La mère de famille, qui travaillait alors à l'hôpital Paul-Brousse de Villejuif (Val-de-Marne), avait été interpellée le 16 juin 2020 quelques minutes après avoir jeté des projectiles et fait des doigts d'honneur en direction des forces de l'ordre, sur fond d'échauffourées à l'arrivée du cortège de soignants sur l'esplanade des Invalides à Paris.

C'était trois mois après le début de l'épidémie de Covid-19. "J'étais exténuée, j'avais perdu la moitié de mes patients, ce n'est pas contre la police que j'ai jeté le bitume, c'était symbolique", avait argué la prévenue à la barre.

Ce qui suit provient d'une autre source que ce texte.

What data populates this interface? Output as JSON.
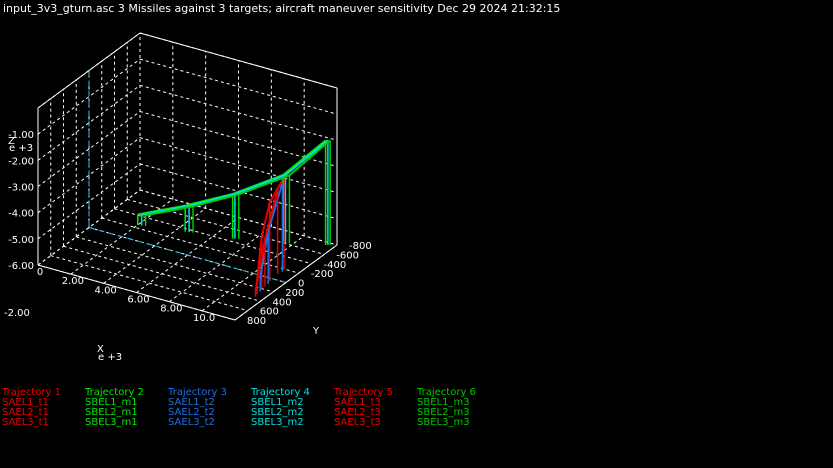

Relayées à l'époque sur les réseaux sociaux, des vidéos de la scène avaient été diffusées à l'audience. On y voit l'infirmière en blouse blanche en train de jeter des projectiles en direction des forces de l'ordre, avant d'être arrêtée sans ménagement.

On l'entend notamment implorer plusieurs fois les policiers: "donnez moi ma ventoline, je suis asthmatique". Des images qui avaient suscité la colère de l'opposition de gauche et contraint l'exécutif à monter au créneau pour défendre l'action des forces de l'ordre. Une plainte avait été déposée auprès de l'IGPN.

L'avocate des policiers n'a pu être jointe dans l'immédiat pour commenter la décision.